Investors have taken note: BrightTag has raised some $23 million in capital and landed heavyweight clients, including JetBlue, Banana Republic, Crate & Barrel, and Barack Obama (his campaign website employs BrightTag technology). Rahm Emanuel even swung through the startup’s River North offices when he was running for mayor and looking for ideas to give local tech a boost.
Last November, BrightTag announced a new one-click privacy button that websites could place on their sites that would let a visitor opt out of being tracked on the site by third-party data sleuths. While the feature has been adopted by some of the company’s European clients, it hasn’t gained traction in the United States, where laxer privacy standards still prevail.
Yet the debate around U.S. standards is approaching the boiling point this year. In February the White House called for a comprehensive “privacy bill of rights,” followed by the FTC’s long-awaited March report in which the agency called for the industry to adopt a “Do Not Track” option in browsers by year’s end.
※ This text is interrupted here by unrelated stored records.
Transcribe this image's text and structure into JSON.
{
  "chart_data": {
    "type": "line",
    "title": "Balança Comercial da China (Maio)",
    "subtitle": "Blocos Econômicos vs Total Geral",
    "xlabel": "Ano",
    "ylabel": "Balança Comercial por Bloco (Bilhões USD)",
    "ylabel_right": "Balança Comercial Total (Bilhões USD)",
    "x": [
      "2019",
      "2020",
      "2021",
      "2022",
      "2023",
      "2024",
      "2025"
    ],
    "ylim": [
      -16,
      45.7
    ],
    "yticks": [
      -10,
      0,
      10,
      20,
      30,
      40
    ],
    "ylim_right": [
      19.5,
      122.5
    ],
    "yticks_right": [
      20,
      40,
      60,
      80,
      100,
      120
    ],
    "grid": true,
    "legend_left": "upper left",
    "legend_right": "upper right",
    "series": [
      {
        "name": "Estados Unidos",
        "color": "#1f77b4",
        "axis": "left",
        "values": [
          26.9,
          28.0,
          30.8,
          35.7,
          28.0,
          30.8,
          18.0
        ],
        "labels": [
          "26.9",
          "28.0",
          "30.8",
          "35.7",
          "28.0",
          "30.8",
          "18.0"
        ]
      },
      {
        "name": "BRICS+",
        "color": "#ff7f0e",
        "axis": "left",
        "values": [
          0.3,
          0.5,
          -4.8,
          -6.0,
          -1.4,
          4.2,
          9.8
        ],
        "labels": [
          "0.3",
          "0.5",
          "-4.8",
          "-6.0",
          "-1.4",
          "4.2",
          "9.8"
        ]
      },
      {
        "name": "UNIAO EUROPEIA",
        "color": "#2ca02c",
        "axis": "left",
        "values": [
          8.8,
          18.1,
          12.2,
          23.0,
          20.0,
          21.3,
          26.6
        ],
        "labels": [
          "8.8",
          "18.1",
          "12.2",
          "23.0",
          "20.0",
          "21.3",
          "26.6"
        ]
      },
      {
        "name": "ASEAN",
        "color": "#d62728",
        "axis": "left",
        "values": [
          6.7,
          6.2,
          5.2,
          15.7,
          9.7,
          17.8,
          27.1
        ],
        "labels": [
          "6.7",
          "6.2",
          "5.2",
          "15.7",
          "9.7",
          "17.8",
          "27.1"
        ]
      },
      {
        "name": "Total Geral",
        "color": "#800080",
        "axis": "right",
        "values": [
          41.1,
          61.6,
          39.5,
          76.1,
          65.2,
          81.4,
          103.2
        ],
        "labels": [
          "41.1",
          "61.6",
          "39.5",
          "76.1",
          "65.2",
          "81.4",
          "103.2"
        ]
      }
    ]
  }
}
While the online data industry has signaled some support for a Do Not Track browser button, it remains unclear what that would actually mean–no tracking period, or no third-party tracking, or just no targeted ads? Just how many tracking loopholes and exceptions will the adopted standard have? It’s not hard to find pushback on data restrictions from online marketers: Microsoft recently infuriated the ad industry when it announced its Internet Explorer 10 would have “Do Not Track” as the browser’s default setting.
But even if stricter online privacy standards are ultimately adopted and enforced, BrightTag says its business model can easily adapt, as it already has in catering to both U.S. and European markets. Barring the unlikely curtailment of the data-fed online marketing and analytics industry, the fast-growing startup will keep helping corporate clients drill, refine, and ship vast reservoirs of data. “We’re not hiding,” says Sands. “We are out of the box already ready for whatever protocols come down the pipe.”